Begin, always as new, the unattainable praising: think, the hero prolongs himself, even his falling was only a pretext for being, his latest rebirth.
W
e will get through this, she says, and the words drift through my mind as if buoyed, kept above the turmoil of pain and disorientation. We will get through this, she says, and as she pushes all of her magic into me, I have no choice but to believe her, to feel the budding resilience within my soul. Yes, we will get through this. Yes, we have to. Yes, I will endure.
(Later, after the worst of it, I will wonder if it is Elena that saves me, or my pride. Is it the way my father’s voice rises, immutable and incessant, telling me that quitting is never an option—that if it ever becomes one, I am already dead).
Listen to him now. Where was the sun? Do I answer? Do I answer, in the red-hot, white-hot undulation of my pain? I think I do. I think I say, Nowhere to be found, but that is beyond—or beneath?—my screams that pierce the air with each stitch of my infected, jagged flesh. Behind his too-red eyes, I think I answer, but the lights and the shadows and the scents and the smells overwhelm me. I might as well be underwater again; I might as well be dying all over.
The rain—did it ever stop?
The rain? What does she mean, the rain? I think I taste saltwater at the memory. No, no, she doesn’t understand—there had been no rain! Only sea and tears. Had I not said that—?

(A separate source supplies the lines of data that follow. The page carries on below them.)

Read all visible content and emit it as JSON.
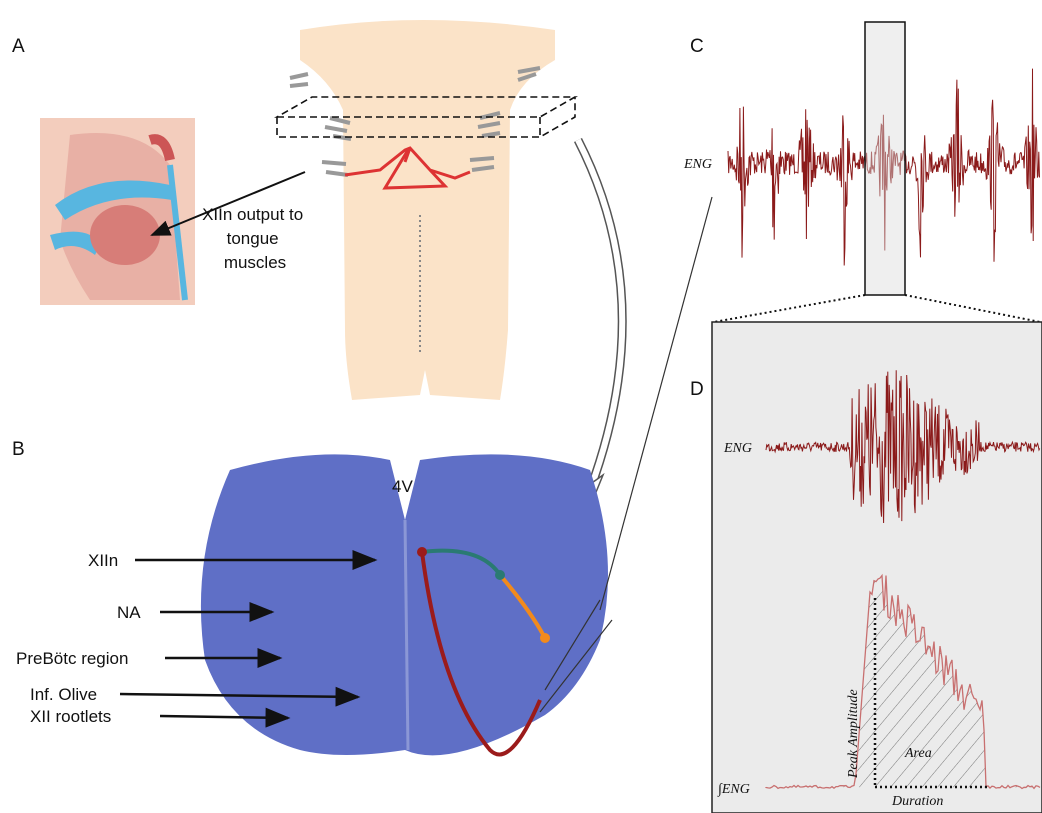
{
  "panels": {
    "a": {
      "label": "A",
      "annotation": [
        "XIIn output to",
        "tongue",
        "muscles"
      ]
    },
    "b": {
      "label": "B",
      "ventricle": "4V",
      "labels": [
        "XIIn",
        "NA",
        "PreBötc region",
        "Inf. Olive",
        "XII rootlets"
      ]
    },
    "c": {
      "label": "C",
      "trace_label": "ENG"
    },
    "d": {
      "label": "D",
      "trace_label": "ENG",
      "integrated_label": "∫ENG",
      "peak": "Peak Amplitude",
      "area": "Area",
      "duration": "Duration"
    }
  }
}
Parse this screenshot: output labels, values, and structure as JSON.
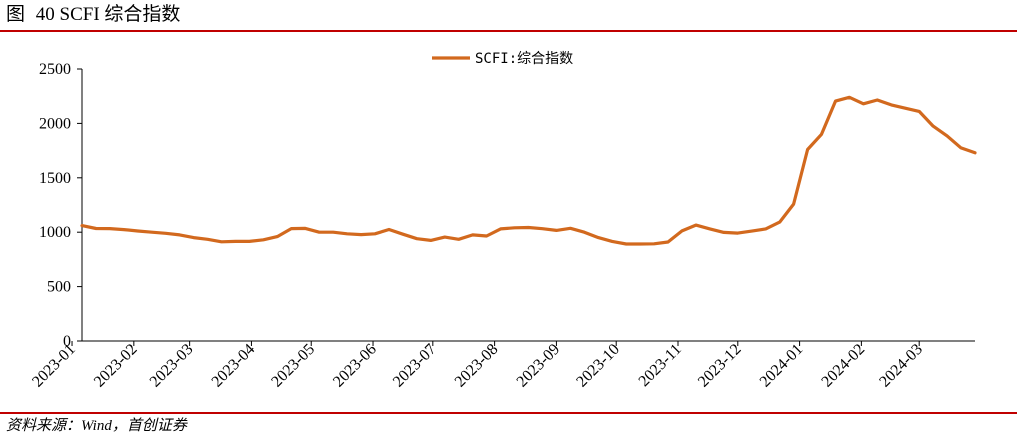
{
  "header": {
    "figure_label": "图",
    "figure_number": "40",
    "figure_title": "SCFI 综合指数"
  },
  "footer": {
    "source": "资料来源：Wind，首创证券"
  },
  "chart_data": {
    "type": "line",
    "title": "",
    "xlabel": "",
    "ylabel": "",
    "ylim": [
      0,
      2500
    ],
    "yticks": [
      0,
      500,
      1000,
      1500,
      2000,
      2500
    ],
    "xlim": [
      "2023-01-06",
      "2024-03-29"
    ],
    "xticks": [
      "2023-01",
      "2023-02",
      "2023-03",
      "2023-04",
      "2023-05",
      "2023-06",
      "2023-07",
      "2023-08",
      "2023-09",
      "2023-10",
      "2023-11",
      "2023-12",
      "2024-01",
      "2024-02",
      "2024-03"
    ],
    "grid": false,
    "legend_position": "top-center",
    "series": [
      {
        "name": "SCFI:综合指数",
        "color": "#d2691e",
        "x": [
          "2023-01-06",
          "2023-01-13",
          "2023-01-20",
          "2023-01-27",
          "2023-02-03",
          "2023-02-10",
          "2023-02-17",
          "2023-02-24",
          "2023-03-03",
          "2023-03-10",
          "2023-03-17",
          "2023-03-24",
          "2023-03-31",
          "2023-04-07",
          "2023-04-14",
          "2023-04-21",
          "2023-04-28",
          "2023-05-05",
          "2023-05-12",
          "2023-05-19",
          "2023-05-26",
          "2023-06-02",
          "2023-06-09",
          "2023-06-16",
          "2023-06-23",
          "2023-06-30",
          "2023-07-07",
          "2023-07-14",
          "2023-07-21",
          "2023-07-28",
          "2023-08-04",
          "2023-08-11",
          "2023-08-18",
          "2023-08-25",
          "2023-09-01",
          "2023-09-08",
          "2023-09-15",
          "2023-09-22",
          "2023-09-29",
          "2023-10-06",
          "2023-10-13",
          "2023-10-20",
          "2023-10-27",
          "2023-11-03",
          "2023-11-10",
          "2023-11-17",
          "2023-11-24",
          "2023-12-01",
          "2023-12-08",
          "2023-12-15",
          "2023-12-22",
          "2023-12-29",
          "2024-01-05",
          "2024-01-12",
          "2024-01-19",
          "2024-01-26",
          "2024-02-02",
          "2024-02-09",
          "2024-02-16",
          "2024-02-23",
          "2024-03-01",
          "2024-03-08",
          "2024-03-15",
          "2024-03-22",
          "2024-03-29"
        ],
        "y": [
          1061,
          1034,
          1033,
          1024,
          1011,
          1000,
          990,
          975,
          950,
          935,
          912,
          915,
          915,
          930,
          960,
          1033,
          1035,
          1000,
          1000,
          985,
          978,
          985,
          1025,
          982,
          940,
          925,
          955,
          935,
          975,
          965,
          1030,
          1040,
          1043,
          1032,
          1017,
          1036,
          1000,
          950,
          915,
          892,
          892,
          893,
          910,
          1012,
          1065,
          1030,
          998,
          992,
          1010,
          1030,
          1093,
          1258,
          1760,
          1900,
          2205,
          2240,
          2180,
          2215,
          2170,
          2140,
          2110,
          1975,
          1885,
          1775,
          1730
        ]
      }
    ]
  }
}
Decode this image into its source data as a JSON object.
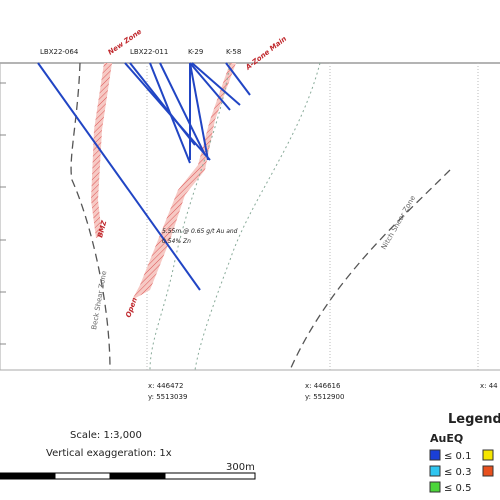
{
  "section": {
    "holes": [
      "LBX22-064",
      "LBX22-011",
      "K-29",
      "K-58"
    ],
    "zones": [
      "New Zone",
      "A-Zone Main",
      "BMZ",
      "Open"
    ],
    "shear_zones": [
      "Beck Shear Zone",
      "Nitch Shear Zone"
    ],
    "annotation": [
      "5.55m @ 0.65 g/t Au and",
      "0.54% Zn"
    ],
    "coordinates": [
      {
        "x": "x: 446472",
        "y": "y: 5513039"
      },
      {
        "x": "x: 446616",
        "y": "y: 5512900"
      },
      {
        "x": "x: 44"
      }
    ]
  },
  "footer": {
    "scale": "Scale: 1:3,000",
    "exaggeration": "Vertical exaggeration: 1x",
    "bar_label": "300m"
  },
  "legend": {
    "title": "Legend",
    "subtitle": "AuEQ",
    "items": [
      {
        "label": "≤ 0.1",
        "color": "#1a3fd6"
      },
      {
        "label": "≤ 0.3",
        "color": "#2ec5f0"
      },
      {
        "label": "≤ 0.5",
        "color": "#4bd63a"
      },
      {
        "color": "#f5e600"
      },
      {
        "color": "#e8501e"
      }
    ]
  }
}
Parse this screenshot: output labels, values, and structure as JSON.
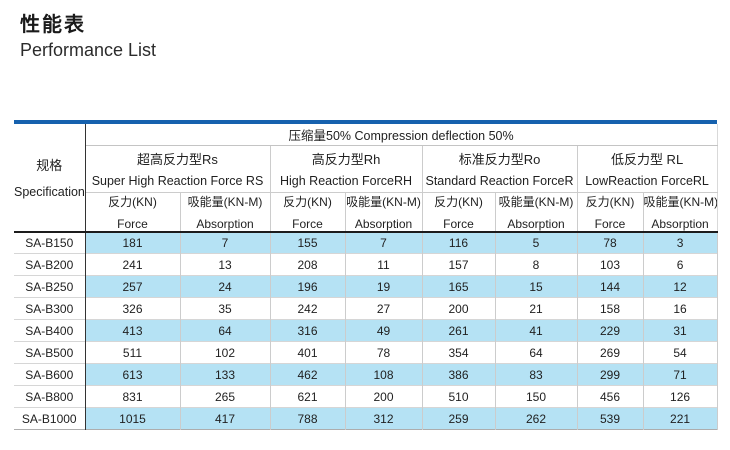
{
  "page": {
    "title_zh": "性能表",
    "title_en": "Performance List"
  },
  "colors": {
    "accent_blue": "#1661ae",
    "stripe_blue": "#b5e2f4"
  },
  "table": {
    "compression_header": "压缩量50% Compression deflection  50%",
    "spec_header": {
      "zh": "规格",
      "en": "Specification"
    },
    "groups": [
      {
        "zh": "超高反力型Rs",
        "en": "Super High Reaction Force RS"
      },
      {
        "zh": "高反力型Rh",
        "en": "High Reaction ForceRH"
      },
      {
        "zh": "标准反力型Ro",
        "en": "Standard Reaction ForceR"
      },
      {
        "zh": "低反力型 RL",
        "en": "LowReaction ForceRL"
      }
    ],
    "subcolumns": {
      "force_zh": "反力(KN)",
      "force_en": "Force",
      "absorption_zh": "吸能量(KN-M)",
      "absorption_en": "Absorption"
    },
    "rows": [
      {
        "spec": "SA-B150",
        "values": [
          181,
          7,
          155,
          7,
          116,
          5,
          78,
          3
        ]
      },
      {
        "spec": "SA-B200",
        "values": [
          241,
          13,
          208,
          11,
          157,
          8,
          103,
          6
        ]
      },
      {
        "spec": "SA-B250",
        "values": [
          257,
          24,
          196,
          19,
          165,
          15,
          144,
          12
        ]
      },
      {
        "spec": "SA-B300",
        "values": [
          326,
          35,
          242,
          27,
          200,
          21,
          158,
          16
        ]
      },
      {
        "spec": "SA-B400",
        "values": [
          413,
          64,
          316,
          49,
          261,
          41,
          229,
          31
        ]
      },
      {
        "spec": "SA-B500",
        "values": [
          511,
          102,
          401,
          78,
          354,
          64,
          269,
          54
        ]
      },
      {
        "spec": "SA-B600",
        "values": [
          613,
          133,
          462,
          108,
          386,
          83,
          299,
          71
        ]
      },
      {
        "spec": "SA-B800",
        "values": [
          831,
          265,
          621,
          200,
          510,
          150,
          456,
          126
        ]
      },
      {
        "spec": "SA-B1000",
        "values": [
          1015,
          417,
          788,
          312,
          259,
          262,
          539,
          221
        ]
      }
    ]
  }
}
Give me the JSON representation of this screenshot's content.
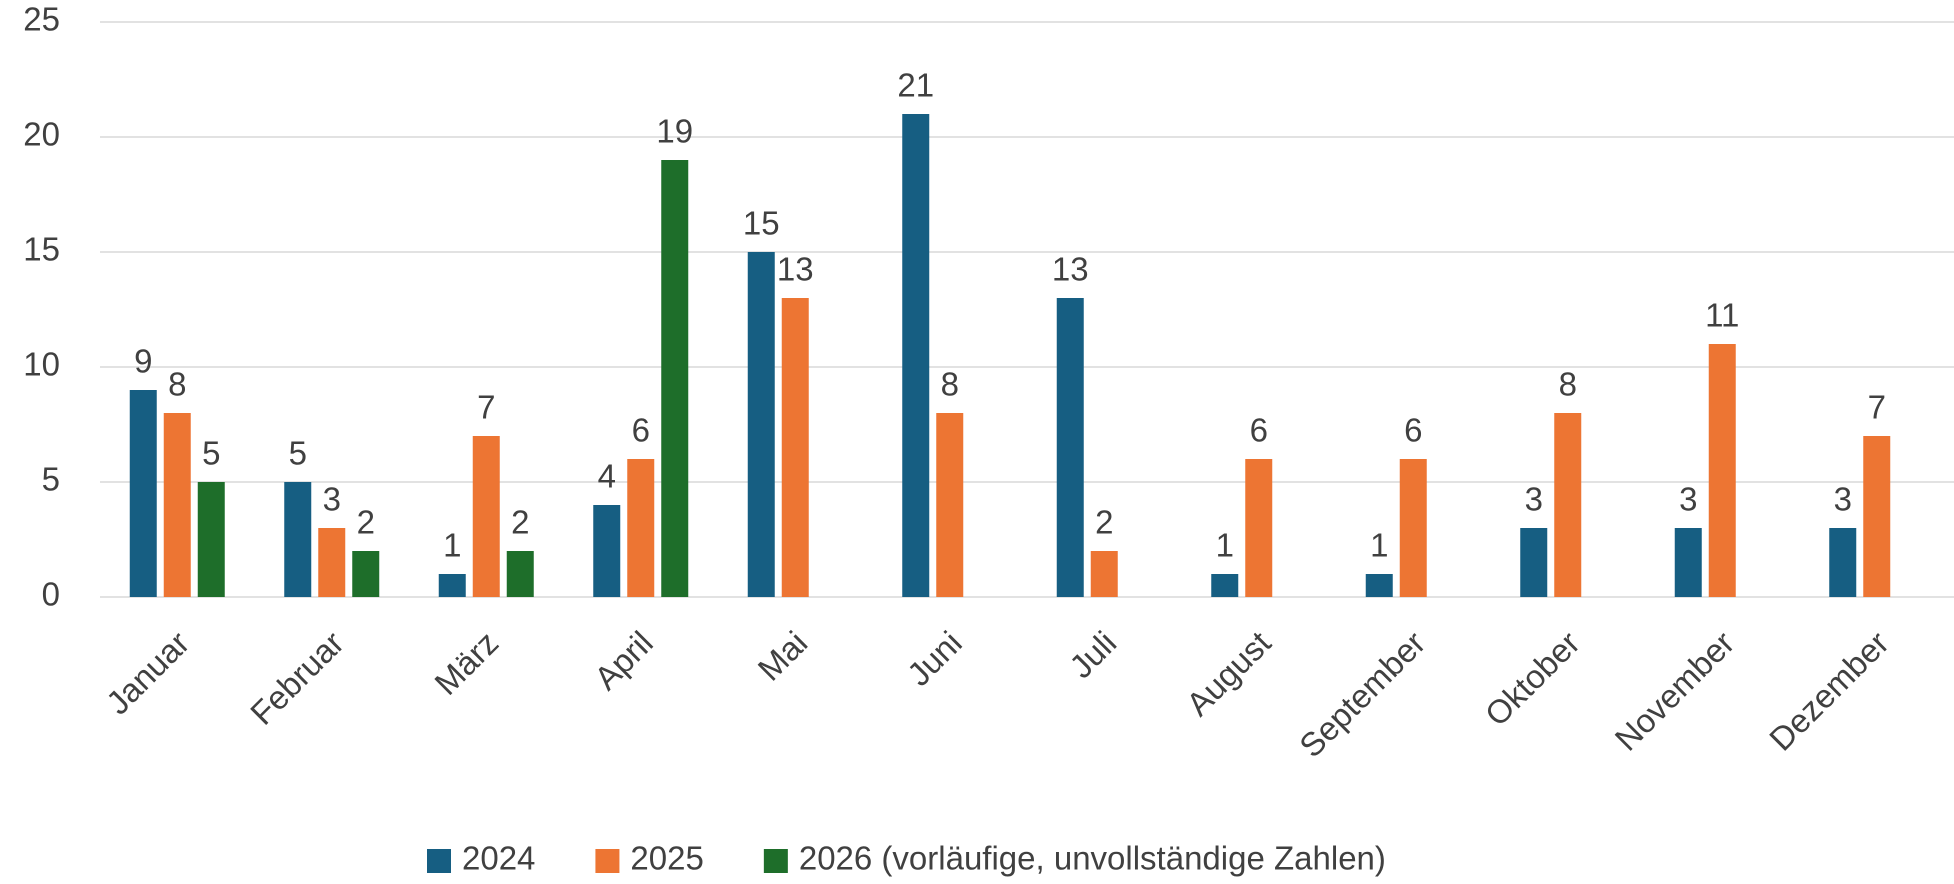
{
  "chart_data": {
    "type": "bar",
    "categories": [
      "Januar",
      "Februar",
      "März",
      "April",
      "Mai",
      "Juni",
      "Juli",
      "August",
      "September",
      "Oktober",
      "November",
      "Dezember"
    ],
    "series": [
      {
        "name": "2024",
        "color": "#165e82",
        "values": [
          9,
          5,
          1,
          4,
          15,
          21,
          13,
          1,
          1,
          3,
          3,
          3
        ]
      },
      {
        "name": "2025",
        "color": "#ed7533",
        "values": [
          8,
          3,
          7,
          6,
          13,
          8,
          2,
          6,
          6,
          8,
          11,
          7
        ]
      },
      {
        "name": "2026 (vorläufige, unvollständige Zahlen)",
        "color": "#1e6e2a",
        "values": [
          5,
          2,
          2,
          19,
          null,
          null,
          null,
          null,
          null,
          null,
          null,
          null
        ]
      }
    ],
    "ylim": [
      0,
      25
    ],
    "yticks": [
      0,
      5,
      10,
      15,
      20,
      25
    ],
    "grid": true,
    "legend": "bottom"
  }
}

“No,” I rasp, because even half engaged to the memory I cannot part from what I wanted to believe then and now. Never tears. It had always been rain—
And had you fallen, I would have had nothing to cry onto that night but a shattered shoulder of a man I never got a chance to know. And had you fallen, I would have been lost inside a city, a belly of a beast. And had you fallen—
“And had I fallen,” Torix adds. “I would have died who I was meant to be. It was a shattered shoulder; you just didn’t know it.”
I think I say it. I think I say it through the pain that rolls over me as a surf has; tossing me amongst the waves; drowning me.
There is a moment of clarity, I think, before unconsciousness takes me. A moment of clarity, that locks my eyes to hers and seals us again in some sick twist of fate. I am still, and breathless, and staring at her above the tattered grin at my throat.
“Elena?” I say, and do not hear just how feverish my voice has become. “Elena? Would it not better for us all if we ended the moment we reach the pinnacle of ourselves? Would it not be better to end at the junction between assent and decline, today and tomorrow, ourselves… and a stranger? Would it not be better—“
I don’t know if I am speaking, or Damascus through me—if this last burst of strength, of clarity, comes from the shattered piece of my soul speaking through a monster’s mouth.
It seems there is much I no longer know. I turn away; I turn away and close my eyes.
It had not been rain, I remember.
It had not been rain.
The unconsciousness sweeps over me in a way I cannot—even if I had wanted to—fight. I let it. I let it take me.